There is a phrase I hear from time to time among investors and allocators: ‘our time horizon is infinite’. It is a phrase used to justify performance over other-than-infinite horizons, often very fairly. It is a belief used to justify illiquidity in investments, often very fairly. It is an expression sprinkled casually over all manner of short-termism and knee-jerk responses from boards, committees, bosses and constituencies. But within that truth, there is another that we should remember:

Your time horizon is not infinite. Your institution’s time horizon is not infinite.

To those who would roll their eyes and respond, “It might as well be. For all intents and purposes, it is effectively infinite,” please accept this amendment:

Your time horizon is not effectively infinite. Your institution’s time horizon is not effectively infinite.

‘Et in Arcadia ego’ is a stylization of a theme from Virgil’s Eclogues: even in Arcadia, there am I. The I, my friends, is death. Even in paradise, death is coming, and death is there. Even for our great institutions, for our university endowments and our great charitable foundations, death will come. This isn’t fatalistic. It isn’t morbid. It isn’t bearish. It can be bullish! It can be optimistic! Like a fire through the floor of a stagnant forest, the death that comes for these institutions may be their reformation into something newer and better. It may be great or small changes in the way society is ordered. It may be a change in their mission brought about by its achievement! One day we will conquer the diseases foundations have been established to research, and even that will be a death of a kind.

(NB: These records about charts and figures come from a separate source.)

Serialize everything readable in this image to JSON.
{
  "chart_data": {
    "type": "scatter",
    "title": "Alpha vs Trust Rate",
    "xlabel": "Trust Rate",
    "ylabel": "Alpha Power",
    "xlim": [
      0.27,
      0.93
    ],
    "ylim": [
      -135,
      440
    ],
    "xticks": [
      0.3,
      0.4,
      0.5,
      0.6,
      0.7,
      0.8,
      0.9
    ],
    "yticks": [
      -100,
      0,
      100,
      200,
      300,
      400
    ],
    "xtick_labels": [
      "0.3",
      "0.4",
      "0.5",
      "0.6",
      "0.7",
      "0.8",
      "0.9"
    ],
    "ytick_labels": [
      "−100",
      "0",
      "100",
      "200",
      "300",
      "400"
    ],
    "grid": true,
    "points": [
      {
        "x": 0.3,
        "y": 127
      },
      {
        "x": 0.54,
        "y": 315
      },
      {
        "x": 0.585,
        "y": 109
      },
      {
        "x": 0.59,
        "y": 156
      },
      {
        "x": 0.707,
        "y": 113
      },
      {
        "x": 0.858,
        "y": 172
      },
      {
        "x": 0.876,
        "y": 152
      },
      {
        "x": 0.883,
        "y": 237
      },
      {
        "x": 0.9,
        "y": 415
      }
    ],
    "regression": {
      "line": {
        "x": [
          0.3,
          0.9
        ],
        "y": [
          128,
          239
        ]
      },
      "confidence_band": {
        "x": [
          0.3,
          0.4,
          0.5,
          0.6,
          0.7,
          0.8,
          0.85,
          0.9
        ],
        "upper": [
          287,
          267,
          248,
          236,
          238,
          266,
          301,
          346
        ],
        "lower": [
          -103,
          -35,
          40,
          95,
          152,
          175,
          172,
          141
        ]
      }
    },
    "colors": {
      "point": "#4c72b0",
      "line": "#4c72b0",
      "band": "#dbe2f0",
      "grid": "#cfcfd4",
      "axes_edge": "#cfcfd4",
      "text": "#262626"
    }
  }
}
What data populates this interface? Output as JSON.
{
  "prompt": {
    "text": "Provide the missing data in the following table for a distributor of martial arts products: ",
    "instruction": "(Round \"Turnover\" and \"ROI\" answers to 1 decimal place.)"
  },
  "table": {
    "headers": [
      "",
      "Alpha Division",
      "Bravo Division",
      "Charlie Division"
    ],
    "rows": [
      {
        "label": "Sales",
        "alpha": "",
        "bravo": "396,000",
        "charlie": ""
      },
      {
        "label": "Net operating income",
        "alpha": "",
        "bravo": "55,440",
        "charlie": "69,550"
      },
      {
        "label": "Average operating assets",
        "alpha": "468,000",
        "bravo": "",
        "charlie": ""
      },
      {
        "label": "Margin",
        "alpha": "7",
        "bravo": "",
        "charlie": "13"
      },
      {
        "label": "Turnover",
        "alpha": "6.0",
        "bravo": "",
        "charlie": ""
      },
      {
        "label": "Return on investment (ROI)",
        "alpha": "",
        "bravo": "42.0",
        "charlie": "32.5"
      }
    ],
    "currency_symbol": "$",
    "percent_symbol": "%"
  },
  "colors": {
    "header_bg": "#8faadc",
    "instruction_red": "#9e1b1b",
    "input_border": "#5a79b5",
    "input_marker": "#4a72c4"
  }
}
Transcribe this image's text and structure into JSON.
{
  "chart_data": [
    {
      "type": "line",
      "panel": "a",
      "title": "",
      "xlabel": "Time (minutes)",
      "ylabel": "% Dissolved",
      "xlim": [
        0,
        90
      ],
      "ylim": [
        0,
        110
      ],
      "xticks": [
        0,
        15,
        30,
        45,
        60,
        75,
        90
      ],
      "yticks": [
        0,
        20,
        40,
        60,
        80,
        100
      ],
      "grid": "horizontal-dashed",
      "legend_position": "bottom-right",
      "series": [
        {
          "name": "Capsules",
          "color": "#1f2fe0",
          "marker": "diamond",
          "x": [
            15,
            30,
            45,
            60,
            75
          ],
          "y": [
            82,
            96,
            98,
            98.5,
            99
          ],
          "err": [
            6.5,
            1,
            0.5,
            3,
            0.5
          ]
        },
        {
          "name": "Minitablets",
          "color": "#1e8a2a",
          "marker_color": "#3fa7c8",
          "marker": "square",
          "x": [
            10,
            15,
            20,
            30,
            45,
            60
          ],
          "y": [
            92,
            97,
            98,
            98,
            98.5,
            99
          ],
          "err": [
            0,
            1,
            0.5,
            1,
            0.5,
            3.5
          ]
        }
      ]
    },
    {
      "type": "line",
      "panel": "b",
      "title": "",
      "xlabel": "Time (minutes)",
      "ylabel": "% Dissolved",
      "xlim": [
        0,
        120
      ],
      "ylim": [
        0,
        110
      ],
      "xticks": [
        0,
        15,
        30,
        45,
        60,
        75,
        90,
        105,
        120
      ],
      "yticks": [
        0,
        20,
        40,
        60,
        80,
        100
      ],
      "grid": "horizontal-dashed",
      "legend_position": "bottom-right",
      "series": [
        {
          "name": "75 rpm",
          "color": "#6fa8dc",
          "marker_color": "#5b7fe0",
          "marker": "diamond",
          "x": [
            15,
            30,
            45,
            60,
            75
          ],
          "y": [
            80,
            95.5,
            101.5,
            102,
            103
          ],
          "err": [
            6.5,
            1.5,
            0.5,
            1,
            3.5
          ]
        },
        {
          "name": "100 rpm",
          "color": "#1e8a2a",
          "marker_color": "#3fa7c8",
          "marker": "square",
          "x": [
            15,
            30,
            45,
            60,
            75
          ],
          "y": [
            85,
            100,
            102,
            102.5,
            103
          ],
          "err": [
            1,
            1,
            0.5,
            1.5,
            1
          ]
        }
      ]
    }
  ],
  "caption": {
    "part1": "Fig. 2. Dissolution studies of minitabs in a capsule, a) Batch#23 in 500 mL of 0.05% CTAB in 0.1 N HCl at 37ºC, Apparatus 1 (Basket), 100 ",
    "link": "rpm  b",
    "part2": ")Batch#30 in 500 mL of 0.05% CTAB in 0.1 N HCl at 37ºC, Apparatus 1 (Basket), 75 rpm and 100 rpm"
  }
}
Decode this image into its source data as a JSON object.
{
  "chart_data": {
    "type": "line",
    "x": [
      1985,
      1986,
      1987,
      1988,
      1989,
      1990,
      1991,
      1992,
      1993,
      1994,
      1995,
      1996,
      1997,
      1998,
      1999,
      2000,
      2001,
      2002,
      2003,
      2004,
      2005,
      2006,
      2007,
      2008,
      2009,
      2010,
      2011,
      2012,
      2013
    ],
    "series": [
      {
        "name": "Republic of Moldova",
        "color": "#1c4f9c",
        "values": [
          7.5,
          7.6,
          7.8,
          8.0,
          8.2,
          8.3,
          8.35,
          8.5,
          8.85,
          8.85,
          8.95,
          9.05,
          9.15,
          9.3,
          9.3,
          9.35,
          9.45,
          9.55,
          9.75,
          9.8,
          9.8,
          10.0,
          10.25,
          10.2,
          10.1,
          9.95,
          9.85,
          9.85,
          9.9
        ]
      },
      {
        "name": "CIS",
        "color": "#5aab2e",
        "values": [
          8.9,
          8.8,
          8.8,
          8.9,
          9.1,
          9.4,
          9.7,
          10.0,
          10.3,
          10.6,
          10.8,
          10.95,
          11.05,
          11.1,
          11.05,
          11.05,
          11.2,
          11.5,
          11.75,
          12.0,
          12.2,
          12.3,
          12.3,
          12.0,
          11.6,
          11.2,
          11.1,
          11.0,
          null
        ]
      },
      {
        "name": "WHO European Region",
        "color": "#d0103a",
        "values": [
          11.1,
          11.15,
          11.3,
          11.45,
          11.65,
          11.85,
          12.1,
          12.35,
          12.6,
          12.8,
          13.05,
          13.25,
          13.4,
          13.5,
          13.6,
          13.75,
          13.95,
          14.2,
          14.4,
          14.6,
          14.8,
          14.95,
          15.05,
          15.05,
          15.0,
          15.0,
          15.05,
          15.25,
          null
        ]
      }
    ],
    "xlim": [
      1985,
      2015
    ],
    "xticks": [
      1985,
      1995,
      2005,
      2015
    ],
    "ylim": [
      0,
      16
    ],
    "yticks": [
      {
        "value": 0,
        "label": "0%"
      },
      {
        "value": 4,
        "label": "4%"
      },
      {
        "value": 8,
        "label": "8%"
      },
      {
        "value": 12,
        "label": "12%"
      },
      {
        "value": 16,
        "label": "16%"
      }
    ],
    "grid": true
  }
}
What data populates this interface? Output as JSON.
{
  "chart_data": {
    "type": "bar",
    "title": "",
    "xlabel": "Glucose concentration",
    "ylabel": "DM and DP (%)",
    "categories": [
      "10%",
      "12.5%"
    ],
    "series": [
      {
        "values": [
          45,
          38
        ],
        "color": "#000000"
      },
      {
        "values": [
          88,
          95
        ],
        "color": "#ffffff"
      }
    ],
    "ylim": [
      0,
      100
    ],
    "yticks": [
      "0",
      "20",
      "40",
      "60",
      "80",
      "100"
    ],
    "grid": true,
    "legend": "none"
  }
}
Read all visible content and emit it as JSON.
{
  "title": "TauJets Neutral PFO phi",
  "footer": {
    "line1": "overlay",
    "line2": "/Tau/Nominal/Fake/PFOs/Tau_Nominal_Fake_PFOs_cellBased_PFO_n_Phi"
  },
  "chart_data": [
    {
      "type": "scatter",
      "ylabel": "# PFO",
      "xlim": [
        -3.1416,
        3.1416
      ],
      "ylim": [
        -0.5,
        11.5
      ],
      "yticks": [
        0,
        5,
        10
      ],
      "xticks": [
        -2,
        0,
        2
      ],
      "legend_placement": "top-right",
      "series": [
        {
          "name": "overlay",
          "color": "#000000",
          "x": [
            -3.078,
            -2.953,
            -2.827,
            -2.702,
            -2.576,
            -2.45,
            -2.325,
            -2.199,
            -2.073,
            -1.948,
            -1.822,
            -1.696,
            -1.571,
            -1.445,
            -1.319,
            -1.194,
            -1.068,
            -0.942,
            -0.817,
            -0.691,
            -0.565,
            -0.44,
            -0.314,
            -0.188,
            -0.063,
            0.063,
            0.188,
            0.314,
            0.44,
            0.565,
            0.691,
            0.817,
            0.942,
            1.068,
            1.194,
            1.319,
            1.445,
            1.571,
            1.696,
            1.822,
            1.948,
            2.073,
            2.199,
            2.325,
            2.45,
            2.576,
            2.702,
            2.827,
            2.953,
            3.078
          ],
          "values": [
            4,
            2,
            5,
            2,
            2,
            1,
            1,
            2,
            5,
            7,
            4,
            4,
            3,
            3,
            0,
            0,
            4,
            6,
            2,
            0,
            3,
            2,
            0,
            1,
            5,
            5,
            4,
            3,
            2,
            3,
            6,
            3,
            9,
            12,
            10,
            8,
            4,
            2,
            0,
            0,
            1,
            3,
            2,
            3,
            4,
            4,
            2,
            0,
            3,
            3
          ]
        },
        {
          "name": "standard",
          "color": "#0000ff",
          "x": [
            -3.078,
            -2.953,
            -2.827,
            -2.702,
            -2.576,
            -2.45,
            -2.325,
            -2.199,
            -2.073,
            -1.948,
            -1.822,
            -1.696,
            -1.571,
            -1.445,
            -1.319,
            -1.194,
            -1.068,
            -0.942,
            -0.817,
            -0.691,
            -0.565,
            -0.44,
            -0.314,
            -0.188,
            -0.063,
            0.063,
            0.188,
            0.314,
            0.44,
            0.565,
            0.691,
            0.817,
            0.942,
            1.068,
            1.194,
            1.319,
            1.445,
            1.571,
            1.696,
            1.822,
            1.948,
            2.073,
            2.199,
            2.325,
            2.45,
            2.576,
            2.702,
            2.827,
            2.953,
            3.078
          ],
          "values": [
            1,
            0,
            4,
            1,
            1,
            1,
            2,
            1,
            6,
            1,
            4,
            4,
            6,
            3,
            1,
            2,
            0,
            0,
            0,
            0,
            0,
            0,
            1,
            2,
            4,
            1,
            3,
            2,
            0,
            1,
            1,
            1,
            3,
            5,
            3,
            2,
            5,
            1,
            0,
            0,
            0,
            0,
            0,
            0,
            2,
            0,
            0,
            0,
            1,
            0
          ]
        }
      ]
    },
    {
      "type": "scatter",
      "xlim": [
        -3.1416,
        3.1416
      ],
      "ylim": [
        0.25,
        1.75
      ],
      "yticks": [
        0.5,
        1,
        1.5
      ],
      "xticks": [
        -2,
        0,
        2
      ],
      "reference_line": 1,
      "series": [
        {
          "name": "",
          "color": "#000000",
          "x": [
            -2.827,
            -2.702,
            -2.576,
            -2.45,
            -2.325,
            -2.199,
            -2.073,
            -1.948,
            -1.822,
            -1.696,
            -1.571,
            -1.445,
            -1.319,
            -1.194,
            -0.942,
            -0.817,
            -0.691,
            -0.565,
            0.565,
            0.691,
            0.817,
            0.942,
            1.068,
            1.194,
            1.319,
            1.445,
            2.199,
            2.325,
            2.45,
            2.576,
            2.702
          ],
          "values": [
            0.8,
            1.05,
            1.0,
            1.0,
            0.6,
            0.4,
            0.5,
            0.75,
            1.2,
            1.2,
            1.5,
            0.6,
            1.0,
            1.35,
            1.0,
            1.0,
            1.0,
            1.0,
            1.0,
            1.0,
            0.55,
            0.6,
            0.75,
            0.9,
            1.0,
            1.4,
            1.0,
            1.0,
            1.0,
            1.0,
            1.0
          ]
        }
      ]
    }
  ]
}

There are other deaths we cannot avoid. Smaller ones. Changes in governance. Changes in law. Changes in tax schemes. Changes in securities law and regulation. Changes in student loan markets. Changes in philanthropy and in centers of wealth. These are all a death for us as investors, because they may change what we ought to be doing, and because they may invalidate the strategies we employed before. Amid those deaths, we have one governing rule: 

Your time horizon is the shortest period over which you may be forced by circumstance, behavior, prudence, constituencies, governments or outside forces to sell what you own.

This may still be a very long time! And so it may be the case that this reality should have no influence on our portfolios. But it must have an influence on our frameworks, our process and our risk management. It should color our strategic asset allocation reviews, and it should be part of the language of our engagement with oversight boards and other constituencies.

If I may be permitted a post-script, it is my personal belief that it should have one more effect: Our great universities and grand foundations should be spending more of those endowments to better execute their missions today. A lot more. Et in Arcadia, ego.